What the regulations do provide is that, if an applicant has established past persecution, the INS can overcome the presumption of future persecution by showing that she could avoid future threats by relocating within the country, assuming that it is reasonable under all the circumstances to do so.  8 C.F.R. § 208.16(b)(1)(i)(B).  The IJ did not pretend to tether his remarks about Antipova's “advertising” or “telegraphing” of her Jewishness to this provision of the regulations, nor could he reasonably have done so.

 The IJ's obligation, under 8 C.F.R. § 208.16(b), to determine whether an applicant has suffered past persecution and so qualifies for a presumption of future persecution cannot be discharged by asking whether the applicant could have somehow avoided the past persecution.   In this case, Antipova presented substantial and (apparently) credible evidence, including testimony and medical records, that she and her family had suffered several incidents of physical, verbal, and written abuse on account of their status as Jews.   The IJ has the discretion to determine whether these incidents rose to the level of “persecution” and whether they occurred on account of Antipova's religion or ethnicity.1  But the regulations do not give the IJ the discretion to refrain from making a determination regarding past persecution altogether.2  The IJ's failure to make this determination precludes us from undertaking meaningful judicial review of the merits of his order.   See Hernandez-Barrera v.
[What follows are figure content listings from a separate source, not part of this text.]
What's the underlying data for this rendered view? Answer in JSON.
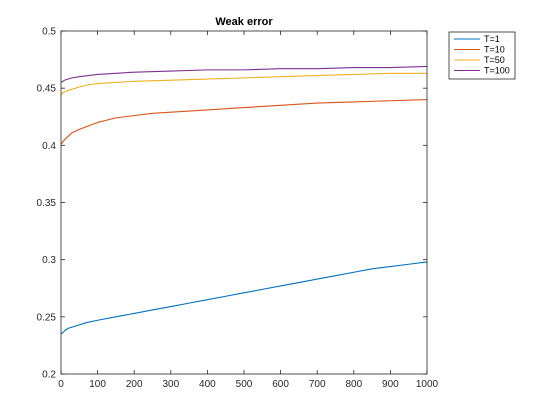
{
  "chart_data": {
    "type": "line",
    "title": "Weak error",
    "xlabel": "",
    "ylabel": "",
    "xlim": [
      0,
      1000
    ],
    "ylim": [
      0.2,
      0.5
    ],
    "xticks": [
      0,
      100,
      200,
      300,
      400,
      500,
      600,
      700,
      800,
      900,
      1000
    ],
    "yticks": [
      0.2,
      0.25,
      0.3,
      0.35,
      0.4,
      0.45,
      0.5
    ],
    "xtick_labels": [
      "0",
      "100",
      "200",
      "300",
      "400",
      "500",
      "600",
      "700",
      "800",
      "900",
      "1000"
    ],
    "ytick_labels": [
      "0.2",
      "0.25",
      "0.3",
      "0.35",
      "0.4",
      "0.45",
      "0.5"
    ],
    "grid": false,
    "legend_position": "outside-top-right",
    "series": [
      {
        "name": "T=1",
        "color": "#0072BD",
        "x": [
          0,
          5,
          10,
          20,
          30,
          50,
          70,
          100,
          150,
          200,
          250,
          300,
          350,
          400,
          450,
          500,
          550,
          600,
          650,
          700,
          750,
          800,
          850,
          900,
          950,
          1000
        ],
        "y": [
          0.235,
          0.236,
          0.238,
          0.24,
          0.241,
          0.243,
          0.245,
          0.247,
          0.25,
          0.253,
          0.256,
          0.259,
          0.262,
          0.265,
          0.268,
          0.271,
          0.274,
          0.277,
          0.28,
          0.283,
          0.286,
          0.289,
          0.292,
          0.294,
          0.296,
          0.298
        ]
      },
      {
        "name": "T=10",
        "color": "#D95319",
        "x": [
          0,
          5,
          10,
          20,
          30,
          50,
          75,
          100,
          150,
          200,
          250,
          300,
          400,
          500,
          600,
          700,
          800,
          900,
          1000
        ],
        "y": [
          0.401,
          0.403,
          0.405,
          0.408,
          0.411,
          0.414,
          0.417,
          0.42,
          0.424,
          0.426,
          0.428,
          0.429,
          0.431,
          0.433,
          0.435,
          0.437,
          0.438,
          0.439,
          0.44
        ]
      },
      {
        "name": "T=50",
        "color": "#EDB120",
        "x": [
          0,
          5,
          10,
          20,
          30,
          50,
          75,
          100,
          150,
          200,
          300,
          400,
          500,
          600,
          700,
          800,
          900,
          1000
        ],
        "y": [
          0.444,
          0.446,
          0.447,
          0.448,
          0.449,
          0.451,
          0.453,
          0.454,
          0.455,
          0.456,
          0.457,
          0.458,
          0.459,
          0.46,
          0.461,
          0.462,
          0.463,
          0.463
        ]
      },
      {
        "name": "T=100",
        "color": "#7E2F8E",
        "x": [
          0,
          5,
          10,
          20,
          30,
          50,
          75,
          100,
          150,
          200,
          300,
          400,
          500,
          600,
          700,
          800,
          900,
          1000
        ],
        "y": [
          0.455,
          0.456,
          0.457,
          0.458,
          0.459,
          0.46,
          0.461,
          0.462,
          0.463,
          0.464,
          0.465,
          0.466,
          0.466,
          0.467,
          0.467,
          0.468,
          0.468,
          0.469
        ]
      }
    ]
  }
}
Ashcroft, 373 F.3d 9, 22 (1st Cir.2004) (“[t]he absence of reasoned discussion of past persecution undercuts any meaningful review of the [agency's] fear of future persecution finding, because we do not know whether [the applicant] should have had the benefit of the regulatory presumption of fear of persecution based on prior events.”).

 Where an applicant for withholding of removal sets forth credible evidence that she has suffered past persecution in the proposed country of removal, 8 C.F.R. § 208.16(b)(1)(i) requires the IJ to make a finding regarding past persecution.   If the IJ finds that the incidents recounted by the applicant rise to the level of persecution and occurred on account of a protected ground, then the IJ must apply the presumption of future persecution in favor of the applicant and proceed to determine whether that presumption can be rebutted in either of the two ways envisioned by 8 C.F.R. § 208.16(b)(1)(i)(A&B).
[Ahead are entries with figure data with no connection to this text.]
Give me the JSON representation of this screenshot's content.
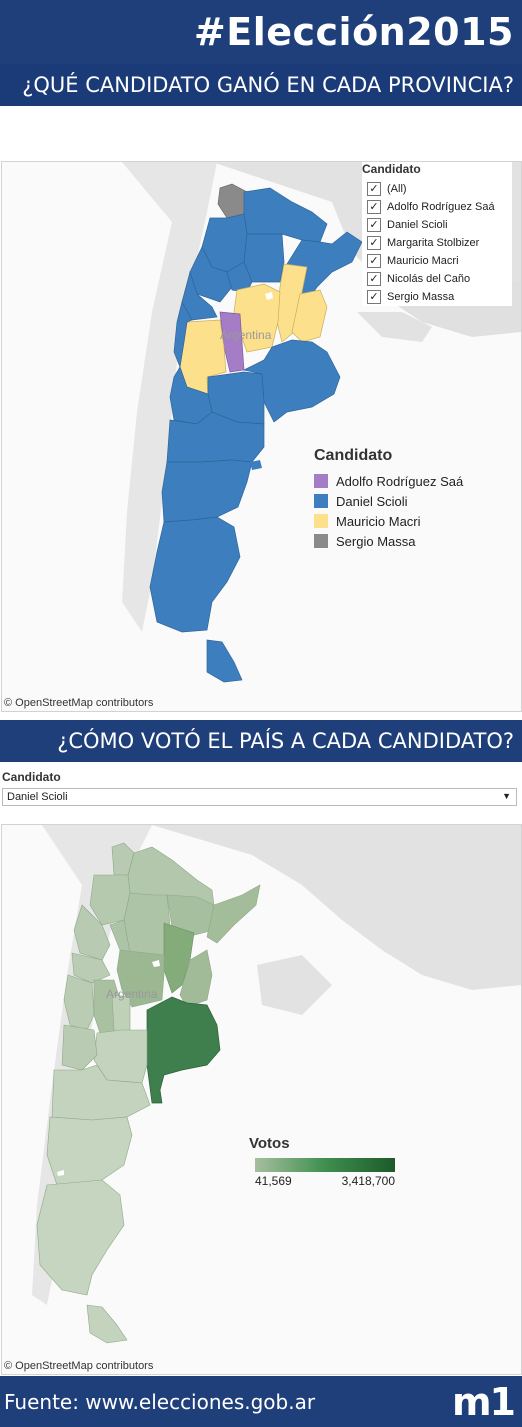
{
  "header": {
    "title": "#Elección2015",
    "subtitle1": "¿QUÉ CANDIDATO GANÓ EN CADA PROVINCIA?",
    "subtitle2": "¿CÓMO VOTÓ EL PAÍS A CADA CANDIDATO?"
  },
  "map1": {
    "attribution": "© OpenStreetMap contributors",
    "country_label": "Argentina",
    "filter": {
      "title": "Candidato",
      "items": [
        {
          "label": "(All)",
          "checked": true
        },
        {
          "label": "Adolfo Rodríguez Saá",
          "checked": true
        },
        {
          "label": "Daniel Scioli",
          "checked": true
        },
        {
          "label": "Margarita Stolbizer",
          "checked": true
        },
        {
          "label": "Mauricio Macri",
          "checked": true
        },
        {
          "label": "Nicolás del Caño",
          "checked": true
        },
        {
          "label": "Sergio Massa",
          "checked": true
        }
      ],
      "check_glyph": "✓"
    },
    "legend": {
      "title": "Candidato",
      "items": [
        {
          "label": "Adolfo Rodríguez Saá",
          "color": "#a57cc6"
        },
        {
          "label": "Daniel Scioli",
          "color": "#3d7fbe"
        },
        {
          "label": "Mauricio Macri",
          "color": "#fde08c"
        },
        {
          "label": "Sergio Massa",
          "color": "#8a8a8a"
        }
      ]
    }
  },
  "map2": {
    "candidate_label": "Candidato",
    "selected": "Daniel Scioli",
    "dropdown_icon": "▼",
    "attribution": "© OpenStreetMap contributors",
    "country_label": "Argentina",
    "legend": {
      "title": "Votos",
      "min": "41,569",
      "max": "3,418,700",
      "min_value": 41569,
      "max_value": 3418700,
      "color_low": "#a6bf9e",
      "color_high": "#1d5a2b"
    }
  },
  "footer": {
    "source": "Fuente: www.elecciones.gob.ar",
    "logo": "m1"
  },
  "colors": {
    "header_bg": "#1f3f7a",
    "land": "#e2e2e2",
    "sea": "#fafafa"
  }
}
This case is vacated and remanded to the BIA for a finding regarding past persecution and the applicability of a presumption of a future threat to Antipova's life or freedom.
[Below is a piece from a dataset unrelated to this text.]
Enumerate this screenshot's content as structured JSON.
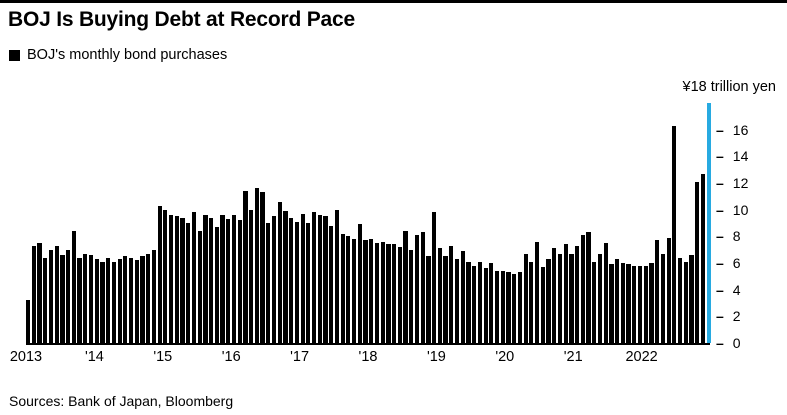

1.   We note that the IJ made several statements that tend to support a finding that Antipova was targeted on account of her religion or ethnicity.   During the course of the hearing, the IJ stated that he considered Antipova's proximity to sites of religious observance a key to the attacks.   Transcript of Pre-decision Discussion with Counsel at 112.   The IJ's finding that Antipova was, in fact, Jewish is implied by his reasoning that one would not “know that she is of Jewish ethnicity or nationality” based solely on her surname (emphasis added).   IJ Order at 14.   The IJ's acceptance that the immutable characteristic of being Jewish was a factor in Antipova's mistreatment is implied by his qualifying statement that the case did not involve “such a highly visible immutable characteristic that one cannot conduct one's self with some degree of ․ circumspection” (emphasis added).   Transcript of Pre-decision Discussion with Counsel at 112-13.   These statements support, rather than undermine, a finding that Antipova suffered past persecution on account of her religion or ethnicity.

2.   In this connection, we note that withholding of removal, where warranted, is a mandatory and not a discretionary remedy.   Al Najjar, 257 F.3d at 1303;  8 C.F.R. § 208.16(c).